You mean, that despite agent did deliver the data, the check for some unknown reasons may not process correctly?

Exactly, this happens very often for older agents if you upgrade to 2.1.

Can confirm the Problem here too, 1.4.0 Agent working fine in a 1.5.0 installation, but in the new 2.1, where we not have updated the agents yet (old site also still running fine), we get the missing agent section for wmi_cpuload over and over.

1 Like

We have the same problem in our environment with checkmk 2.1 and different older Agent versions (1.2/1.4/1.6).
The error stops when the agents are updated to 2.1, the problems started right after the 2.1 upgrade.

Could I get an output from your agent?

Is it possible to obtain Windows agent output?

Hey Sergej,

in fact, it’s a bug in the Agent, just CMK handles it different in 2.1 it seems.
Always when it’s happens, the Section is missing all the Information, when you check then again, the information is back.

This is how the Section looks, when the failure appears:

<<<wmi_cpuload:sep(44)>>>
[system_perf]
WMItimeout
[computer_system]
WMItimeout

So, there are Timeouts…

Today i had some systems with this problem and only the section [system_perf] was empty. Computer system was working as expected.
In search for a solution i also had a look at the check - wmi_cpuload.py and found some strang things.
Why is there no real error handling inside the parsing function?
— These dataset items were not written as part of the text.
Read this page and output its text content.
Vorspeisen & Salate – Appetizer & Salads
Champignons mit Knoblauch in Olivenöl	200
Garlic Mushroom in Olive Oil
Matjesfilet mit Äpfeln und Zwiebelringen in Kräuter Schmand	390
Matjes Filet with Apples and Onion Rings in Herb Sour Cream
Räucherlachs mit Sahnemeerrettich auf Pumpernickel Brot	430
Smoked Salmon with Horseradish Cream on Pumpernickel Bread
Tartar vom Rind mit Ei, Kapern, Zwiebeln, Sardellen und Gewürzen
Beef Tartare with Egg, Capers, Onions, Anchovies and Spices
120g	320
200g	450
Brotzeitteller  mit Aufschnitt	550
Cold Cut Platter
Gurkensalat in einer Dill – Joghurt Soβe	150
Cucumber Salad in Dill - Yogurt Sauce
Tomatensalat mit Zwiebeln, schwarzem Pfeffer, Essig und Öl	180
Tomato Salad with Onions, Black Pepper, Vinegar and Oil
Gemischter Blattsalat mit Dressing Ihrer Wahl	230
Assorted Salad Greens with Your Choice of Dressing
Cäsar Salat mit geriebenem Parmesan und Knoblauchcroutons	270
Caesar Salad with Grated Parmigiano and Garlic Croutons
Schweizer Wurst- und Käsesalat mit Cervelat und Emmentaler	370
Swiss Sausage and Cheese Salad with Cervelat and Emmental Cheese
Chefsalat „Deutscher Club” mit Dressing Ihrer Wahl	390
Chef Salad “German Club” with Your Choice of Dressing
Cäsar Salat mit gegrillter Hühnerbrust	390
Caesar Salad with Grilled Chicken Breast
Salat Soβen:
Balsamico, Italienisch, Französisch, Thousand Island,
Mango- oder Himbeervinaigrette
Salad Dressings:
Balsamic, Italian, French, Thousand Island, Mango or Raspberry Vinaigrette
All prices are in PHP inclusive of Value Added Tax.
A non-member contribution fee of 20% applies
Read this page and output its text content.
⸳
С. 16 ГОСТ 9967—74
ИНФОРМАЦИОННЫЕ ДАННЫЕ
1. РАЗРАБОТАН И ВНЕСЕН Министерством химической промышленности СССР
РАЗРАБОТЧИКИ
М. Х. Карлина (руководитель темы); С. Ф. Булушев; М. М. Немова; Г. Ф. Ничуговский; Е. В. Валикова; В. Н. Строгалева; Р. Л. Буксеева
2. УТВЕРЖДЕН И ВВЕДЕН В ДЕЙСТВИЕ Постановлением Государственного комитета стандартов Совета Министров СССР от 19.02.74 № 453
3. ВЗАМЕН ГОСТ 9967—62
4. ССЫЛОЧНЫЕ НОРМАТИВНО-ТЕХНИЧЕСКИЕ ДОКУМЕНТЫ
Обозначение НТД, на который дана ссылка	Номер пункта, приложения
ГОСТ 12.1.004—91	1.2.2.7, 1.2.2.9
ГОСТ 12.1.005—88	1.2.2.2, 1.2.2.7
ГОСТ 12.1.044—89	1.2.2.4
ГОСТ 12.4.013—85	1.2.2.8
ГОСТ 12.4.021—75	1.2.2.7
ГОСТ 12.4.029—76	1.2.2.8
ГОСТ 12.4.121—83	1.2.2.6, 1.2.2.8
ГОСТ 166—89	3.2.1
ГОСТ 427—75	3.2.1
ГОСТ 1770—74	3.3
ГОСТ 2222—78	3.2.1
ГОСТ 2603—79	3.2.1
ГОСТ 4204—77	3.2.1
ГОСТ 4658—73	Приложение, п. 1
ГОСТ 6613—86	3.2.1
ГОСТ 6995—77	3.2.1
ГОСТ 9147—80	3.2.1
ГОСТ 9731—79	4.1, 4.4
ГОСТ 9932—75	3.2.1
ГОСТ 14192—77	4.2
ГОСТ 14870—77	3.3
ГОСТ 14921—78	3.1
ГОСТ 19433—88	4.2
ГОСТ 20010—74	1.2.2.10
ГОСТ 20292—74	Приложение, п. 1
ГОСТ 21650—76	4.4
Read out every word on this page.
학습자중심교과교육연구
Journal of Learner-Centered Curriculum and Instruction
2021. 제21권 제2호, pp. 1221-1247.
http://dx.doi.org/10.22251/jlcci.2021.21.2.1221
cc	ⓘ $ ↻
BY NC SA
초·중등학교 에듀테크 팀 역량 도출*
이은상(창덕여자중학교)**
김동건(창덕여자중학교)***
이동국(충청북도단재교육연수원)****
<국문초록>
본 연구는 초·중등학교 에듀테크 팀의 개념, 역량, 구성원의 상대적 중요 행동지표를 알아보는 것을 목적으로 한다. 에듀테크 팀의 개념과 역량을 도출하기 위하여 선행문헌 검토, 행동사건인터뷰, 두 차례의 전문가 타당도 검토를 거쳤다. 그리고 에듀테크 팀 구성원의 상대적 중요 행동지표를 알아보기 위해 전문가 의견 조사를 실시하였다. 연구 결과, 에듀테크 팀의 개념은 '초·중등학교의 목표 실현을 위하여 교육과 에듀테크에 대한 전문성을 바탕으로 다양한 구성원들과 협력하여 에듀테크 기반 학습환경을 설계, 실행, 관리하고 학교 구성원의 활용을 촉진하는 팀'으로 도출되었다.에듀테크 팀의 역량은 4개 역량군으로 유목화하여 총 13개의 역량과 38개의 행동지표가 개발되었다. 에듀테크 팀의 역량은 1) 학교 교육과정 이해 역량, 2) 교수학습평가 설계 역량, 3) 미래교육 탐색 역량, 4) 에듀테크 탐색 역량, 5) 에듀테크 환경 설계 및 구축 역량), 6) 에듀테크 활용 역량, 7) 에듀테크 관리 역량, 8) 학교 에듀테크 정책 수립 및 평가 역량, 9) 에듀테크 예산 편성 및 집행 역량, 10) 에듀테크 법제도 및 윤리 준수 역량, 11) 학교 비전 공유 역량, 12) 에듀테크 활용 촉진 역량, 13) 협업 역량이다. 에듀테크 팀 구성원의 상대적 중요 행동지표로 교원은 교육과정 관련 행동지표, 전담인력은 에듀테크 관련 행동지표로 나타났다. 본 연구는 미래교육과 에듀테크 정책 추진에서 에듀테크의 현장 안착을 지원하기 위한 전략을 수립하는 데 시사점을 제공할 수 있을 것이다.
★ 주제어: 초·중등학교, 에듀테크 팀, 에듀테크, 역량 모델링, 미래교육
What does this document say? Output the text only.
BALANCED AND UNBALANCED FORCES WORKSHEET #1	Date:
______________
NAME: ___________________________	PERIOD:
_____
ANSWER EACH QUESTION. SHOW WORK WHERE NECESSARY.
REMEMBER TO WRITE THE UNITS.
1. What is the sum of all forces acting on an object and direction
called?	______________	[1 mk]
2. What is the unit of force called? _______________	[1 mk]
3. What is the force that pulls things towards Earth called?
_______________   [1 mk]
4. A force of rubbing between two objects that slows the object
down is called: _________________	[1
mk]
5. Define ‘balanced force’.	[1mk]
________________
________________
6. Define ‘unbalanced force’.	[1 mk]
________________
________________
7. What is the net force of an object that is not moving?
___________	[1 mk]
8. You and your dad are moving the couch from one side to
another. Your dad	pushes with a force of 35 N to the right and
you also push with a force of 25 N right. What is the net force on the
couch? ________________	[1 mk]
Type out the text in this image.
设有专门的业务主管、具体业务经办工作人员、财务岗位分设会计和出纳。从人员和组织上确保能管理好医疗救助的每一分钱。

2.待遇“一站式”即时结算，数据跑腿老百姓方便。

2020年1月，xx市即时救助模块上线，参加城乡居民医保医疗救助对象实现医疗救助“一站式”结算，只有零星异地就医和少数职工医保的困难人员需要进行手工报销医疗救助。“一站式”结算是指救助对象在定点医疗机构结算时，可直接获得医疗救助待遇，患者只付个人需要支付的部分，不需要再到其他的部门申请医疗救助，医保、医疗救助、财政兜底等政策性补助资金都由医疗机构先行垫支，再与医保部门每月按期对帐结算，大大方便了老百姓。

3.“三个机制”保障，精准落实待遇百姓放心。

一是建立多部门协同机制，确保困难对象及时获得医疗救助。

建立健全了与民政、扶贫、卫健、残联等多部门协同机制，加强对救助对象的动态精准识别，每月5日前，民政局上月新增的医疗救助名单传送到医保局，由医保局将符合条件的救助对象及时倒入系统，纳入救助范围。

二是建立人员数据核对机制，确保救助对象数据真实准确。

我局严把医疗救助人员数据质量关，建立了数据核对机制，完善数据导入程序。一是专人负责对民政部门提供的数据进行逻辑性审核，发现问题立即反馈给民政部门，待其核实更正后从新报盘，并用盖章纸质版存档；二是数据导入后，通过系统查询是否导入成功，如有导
It returns empty output but the section is not empty.

For all who want a small workaround.
It only give the error if the computer_system table is empty.

Original

    try:
        load = wmi_tables["system_perf"].get(0, "ProcessorQueueLength")
        timestamp = get_wmi_time(wmi_tables["system_perf"], 0)
        computer_system = wmi_tables["computer_system"]
    except (KeyError, WMIQueryTimeoutError):
        return None
    assert load

changed version

    try:
        load = wmi_tables["system_perf"].get(0, "ProcessorQueueLength")
    except (KeyError, WMIQueryTimeoutError):
        load = 0.0

    try:
        timestamp = get_wmi_time(wmi_tables["system_perf"], 0)
    except (KeyError, WMIQueryTimeoutError):
        timestamp = 0.0

    try:
        computer_system = wmi_tables["computer_system"]
    except (KeyError, WMIQueryTimeoutError):
        return None
1 Like